(222e) Surface Speciation and Alkane Oxidation with Fe(III) Sites On Alkali-Modified Oxide Supports

Supported iron oxides are active oxidation catalysts whose
efficiency and selectivity can be controlled by the level of dispersion of the
Fe phase. Here we describe a simple route to highly dispersed, supported
Fe(III) catalysts. Well-defined active sites are prepared by incipient wetness
impregnation of aqueous Fe(EDTA) complexes on neat and alkali-modified SiO₂,
Al₂O₃, ZrO₂, and CeO₂. Impregnation
is followed by heat treatment under O₂ to remove the EDTA ligand, leaving only the highly dispersed iron oxide centers on the support surface. The
catalysts are characterized by H₂-TPR, XPS and diffuse reflectance
UV-visible spectroscopy (DRS) and compared to iron catalysts prepared using
more common, although often more expensive, precursors. DRS results of these
catalysts are characteristic of isolated Fe³⁺ cations up to 0.5
Fe/nm² and of highly dispersed Fe³⁺
amorphous layers up to 0.9 Fe/nm², greatly exceeding that of typical
precursors. Additionally, H₂-TPR and XPS show the Fe(III) to Fe(II)

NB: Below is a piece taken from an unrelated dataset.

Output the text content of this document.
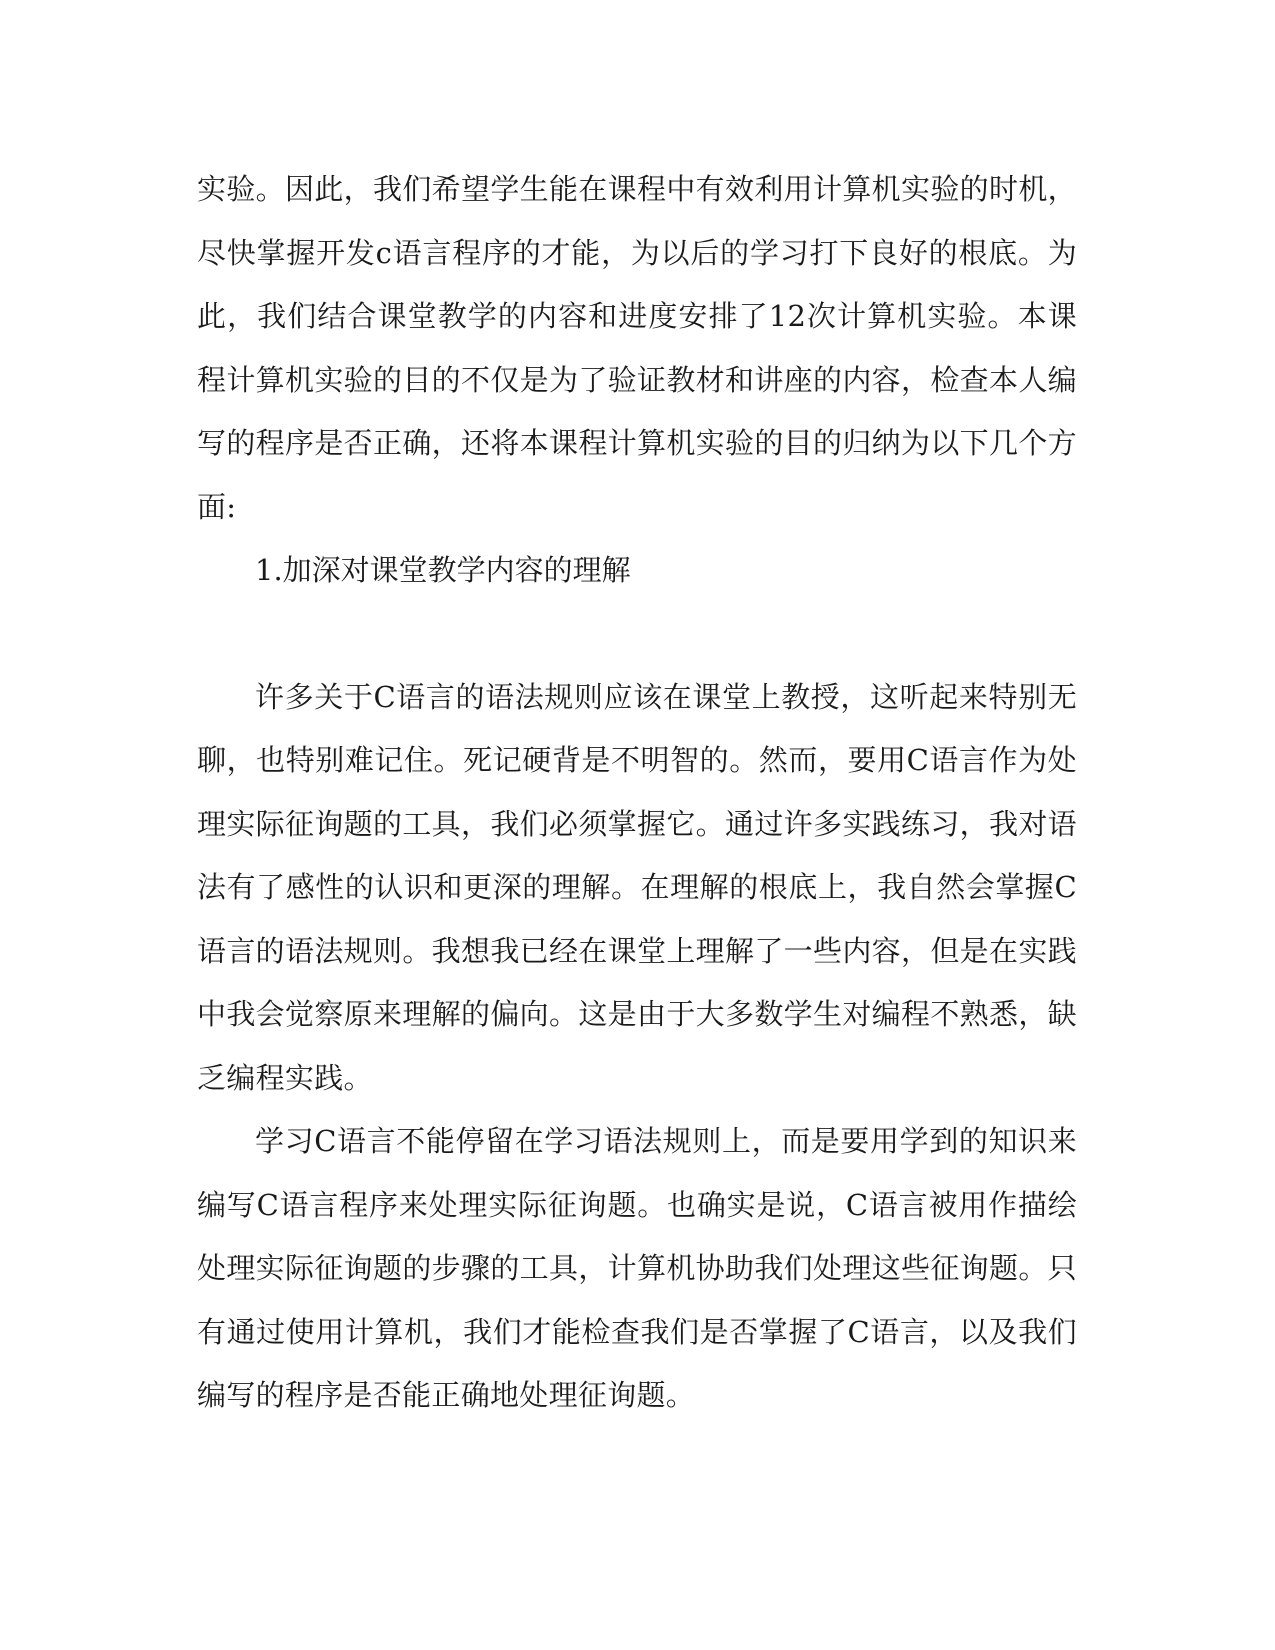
实验。因此，我们希望学生能在课程中有效利用计算机实验的时机，尽快掌握开发c语言程序的才能，为以后的学习打下良好的根底。为此，我们结合课堂教学的内容和进度安排了12次计算机实验。本课程计算机实验的目的不仅是为了验证教材和讲座的内容，检查本人编写的程序是否正确，还将本课程计算机实验的目的归纳为以下几个方面:

1.加深对课堂教学内容的理解

许多关于C语言的语法规则应该在课堂上教授，这听起来特别无聊，也特别难记住。死记硬背是不明智的。然而，要用C语言作为处理实际征询题的工具，我们必须掌握它。通过许多实践练习，我对语法有了感性的认识和更深的理解。在理解的根底上，我自然会掌握C语言的语法规则。我想我已经在课堂上理解了一些内容，但是在实践中我会觉察原来理解的偏向。这是由于大多数学生对编程不熟悉，缺乏编程实践。

学习C语言不能停留在学习语法规则上，而是要用学到的知识来编写C语言程序来处理实际征询题。也确实是说，C语言被用作描绘处理实际征询题的步骤的工具，计算机协助我们处理这些征询题。只有通过使用计算机，我们才能检查我们是否掌握了C语言，以及我们编写的程序是否能正确地处理征询题。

transition expected of highly dispersed Fe³⁺ species and no evidence
of bulk iron oxides. Finally, the activity, selectivity, and kinetic behavior
of the catalysts are studied for adamantane oxidation with aqueous H₂O₂
as a model reaction for selective C-H bond activation. For this reaction, the
initial TOF of this highly dispersed Fe³⁺ surface species is in the
order of 10 s^-1, as compared with TOF <1 s^-1 for a
more traditional catalyst starting with Fe(NO₃)₃.